Handling books, naming books, understanding how stories operate, detecting sounds and letters, expanding vocabulary, and honing listening abilities are all examples of early reading skills. All of these are transmitted upon younger children when a caring adult or teen reads aloud to them.
We want to ensure that all children – including those who may not have the means or money to purchase books right now – may experience the joy of reading. That is why, in collaboration with grassroots community organisations across the country, we assist, when possible, with the distribution of free books to children who experience hardship.
The Impact Of Covid-19 On Childhood Literacy
Covid-19 has caused havoc on life as we know it, but the Early Childhood Development (ECD) sector has been particularly hard struck.

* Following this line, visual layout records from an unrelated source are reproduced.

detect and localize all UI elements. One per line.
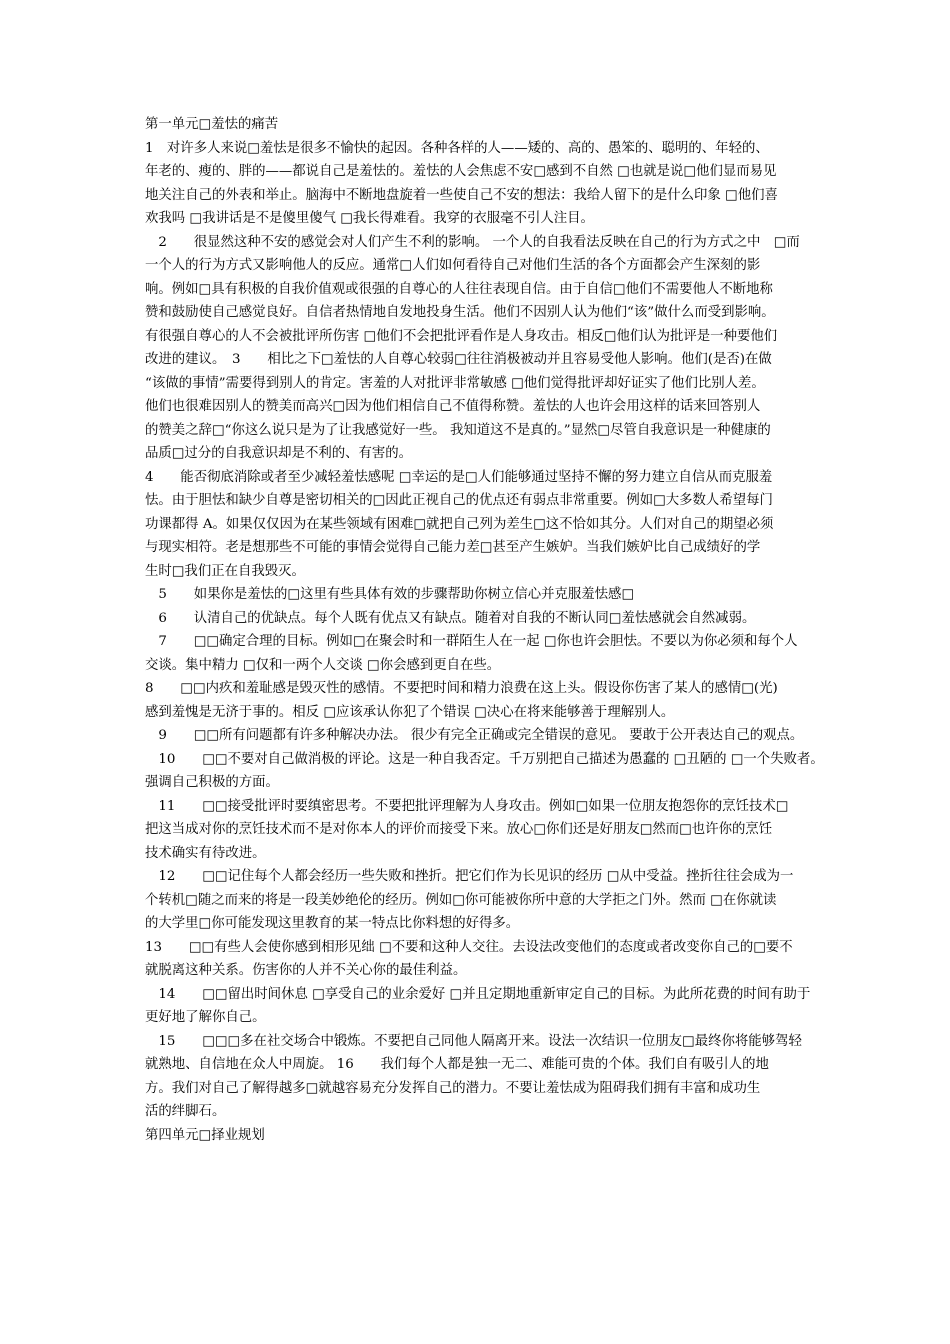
text-line: 方。我们对自己了解得越多□就越容易充分发挥自己的潜力。不要让羞怯成为阻碍我们拥有丰富和成功生	[145, 1080, 761, 1096]
text-line: 2 很显然这种不安的感觉会对人们产生不利的影响。 一个人的自我看法反映在自己的行为方式之中 □而	[145, 234, 800, 250]
text-line: 13 □□有些人会使你感到相形见绌 □不要和这种人交往。去设法改变他们的态度或者改变你自己的□要不	[145, 939, 793, 955]
text-line: “该做的事情”需要得到别人的肯定。害羞的人对批评非常敏感 □他们觉得批评却好证实了他们比别人差。	[145, 375, 765, 391]
text-line: 15 □□□多在社交场合中锻炼。不要把自己同他人隔离开来。设法一次结识一位朋友□最终你将能够驾轻	[145, 1033, 802, 1049]
text-line: 怯。由于胆怯和缺少自尊是密切相关的□因此正视自己的优点还有弱点非常重要。例如□大多数人希望每门	[145, 493, 773, 508]
text-line: 12 □□记住每个人都会经历一些失败和挫折。把它们作为长见识的经历 □从中受益。挫折往往会成为一	[145, 869, 794, 884]
text-line: 一个人的行为方式又影响他人的反应。通常□人们如何看待自己对他们生活的各个方面都会产生深刻的影	[145, 258, 761, 273]
text-line: 与现实相符。老是想那些不可能的事情会觉得自己能力差□甚至产生嫉妒。当我们嫉妒比自己成绩好的学	[145, 540, 761, 555]
text-line: 8 □□内疚和羞耻感是毁灭性的感情。不要把时间和精力浪费在这上头。假设你伤害了某人的感情□(光)	[145, 681, 778, 696]
text-line: 地关注自己的外表和举止。脑海中不断地盘旋着一些使自己不安的想法：我给人留下的是什么印象 □他们喜	[145, 187, 778, 203]
text-line: 改进的建议。 3 相比之下□羞怯的人自尊心较弱□往往消极被动并且容易受他人影响。他们(是否)在做	[145, 352, 772, 367]
text-line: 响。例如□具有积极的自我价值观或很强的自尊心的人往往表现自信。由于自信□他们不需要他人不断地称	[145, 281, 773, 297]
text-line: 就脱离这种关系。伤害你的人并不关心你的最佳利益。	[145, 963, 467, 978]
text-line: 就熟地、自信地在众人中周旋。 16 我们每个人都是独一无二、难能可贵的个体。我们自有吸引人的地	[145, 1057, 769, 1072]
text-line: 活的绊脚石。	[145, 1104, 226, 1119]
text-line: 生时□我们正在自我毁灭。	[145, 563, 305, 579]
text-line: 的大学里□你可能发现这里教育的某一特点比你料想的好得多。	[145, 916, 520, 931]
text-line: 品质□过分的自我意识却是不利的、有害的。	[145, 446, 413, 461]
text-line: 14 □□留出时间休息 □享受自己的业余爱好 □并且定期地重新审定自己的目标。为此所花费的时间有助于	[145, 986, 811, 1002]
text-line: 把这当成对你的烹饪技术而不是对你本人的评价而接受下来。放心□你们还是好朋友□然而□也许你的烹饪	[145, 822, 773, 837]
text-line: 技术确实有待改进。	[145, 845, 266, 861]
text-line: 5 如果你是羞怯的□这里有些具体有效的步骤帮助你树立信心并克服羞怯感□	[145, 587, 635, 602]
text-line: 4 能否彻底消除或者至少减轻羞怯感呢 □幸运的是□人们能够通过坚持不懈的努力建立自信从而克服羞	[145, 469, 773, 485]
text-line: 11 □□接受批评时要缜密思考。不要把批评理解为人身攻击。例如□如果一位朋友抱怨你的烹饪技术□	[145, 798, 789, 814]
document-page	[145, 113, 824, 1147]
unit-heading: 第四单元□择业规划	[145, 1127, 265, 1143]
text-line: 1 对许多人来说□羞怯是很多不愉快的起因。各种各样的人——矮的、高的、愚笨的、聪明的、年轻的、	[145, 140, 769, 156]
text-line: 年老的、瘦的、胖的——都说自己是羞怯的。羞怯的人会焦虑不安□感到不自然 □也就是说□他们显而易见	[145, 164, 777, 179]
text-line: 感到羞愧是无济于事的。相反 □应该承认你犯了个错误 □决心在将来能够善于理解别人。	[145, 704, 675, 720]
text-line: 功课都得 A。如果仅仅因为在某些领域有困难□就把自己列为差生□这不恰如其分。人们对自己的期望必须	[145, 516, 774, 532]
text-line: 6 认清自己的优缺点。每个人既有优点又有缺点。随着对自我的不断认同□羞怯感就会自然减弱。	[145, 610, 756, 626]
text-line: 个转机□随之而来的将是一段美妙绝伦的经历。例如□你可能被你所中意的大学拒之门外。然而 □在你就读	[145, 892, 777, 908]
text-line: 赞和鼓励使自己感觉良好。自信者热情地自发地投身生活。他们不因别人认为他们“该”做什么而受到影响。	[145, 305, 775, 320]
text-line: 更好地了解你自己。	[145, 1010, 266, 1025]
unit-heading: 第一单元□羞怯的痛苦	[145, 117, 279, 132]
text-line: 7 □□确定合理的目标。例如□在聚会时和一群陌生人在一起 □你也许会胆怯。不要以为你必须和每个人	[145, 634, 798, 649]
text-line: 欢我吗 □我讲话是不是傻里傻气 □我长得难看。我穿的衣服毫不引人注目。	[145, 211, 594, 226]
text-line: 有很强自尊心的人不会被批评所伤害 □他们不会把批评看作是人身攻击。相反□他们认为批评是一种要他们	[145, 328, 778, 344]
text-line: 10 □□不要对自己做消极的评论。这是一种自我否定。千万别把自己描述为愚蠢的 □丑陋的 □一个失败者。	[145, 751, 824, 767]
text-line: 的赞美之辞□“你这么说只是为了让我感觉好一些。 我知道这不是真的。”显然□尽管自我意识是一种健康的	[145, 422, 771, 438]
text-line: 强调自己积极的方面。	[145, 775, 279, 790]
text-line: 他们也很难因别人的赞美而高兴□因为他们相信自己不值得称赞。羞怯的人也许会用这样的话来回答别人	[145, 399, 761, 414]
text-line: 9 □□所有问题都有许多种解决办法。 很少有完全正确或完全错误的意见。 要敢于公开表达自己的观点。	[145, 728, 804, 743]
text-line: 交谈。集中精力 □仅和一两个人交谈 □你会感到更自在些。	[145, 657, 501, 673]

Following months of closure, only a small number of preschools, playgroups, and creches reopened for financial concerns.1
The Reading Champions Program is a component of the Basic Education Employment Initiative (BEI), which is a component of the President's wider Employment Stimulus known as the Presidential Youth Employment Initiative (PYEI).
The Presidential Employment Stimulus program intends to aid the country's efforts to boost economic recovery by increasing public employment and offering meaningful experimental learning opportunities for youth. These opportunities may pave the road for future employment prospects, hence lowering young unemployment.
One of Covid-19's most pernicious effects is an increase in unemployment, which will eventually result in higher poverty levels.
According to the Quarterly Labour Force Survey (QLFS) data for the second quarter of 2021:
- The number of employed persons decreased by 54 000 in the second quarter of 2021 to 14.9 million.
- The number of unemployed persons increased by 584 000 to 7.8 million compared to the first quarter of 2021.
- The number of discouraged work-seekers increased by 186 000 (5.9%).
- These changes increased the official unemployment rate by 1.8 percentage points from 32.6% in the first quarter of 2021 to 34.4% in the second quarter of 2021 – the highest since the start of the QLFS in 2008.
- According to the expanded definition of unemployment, the unemployment rate increased in quarter 2 of 2021 compared to quarter 1 of 2021. 1.2 percentage points to 44.4.%.
- Youth aged 15-24 years and 25-34 years recorded the highest unemployment rates of 64.4% and 42.9%.
Now, more than ever, even the simplest activity like reading aloud to young children is priceless in this extraordinary context.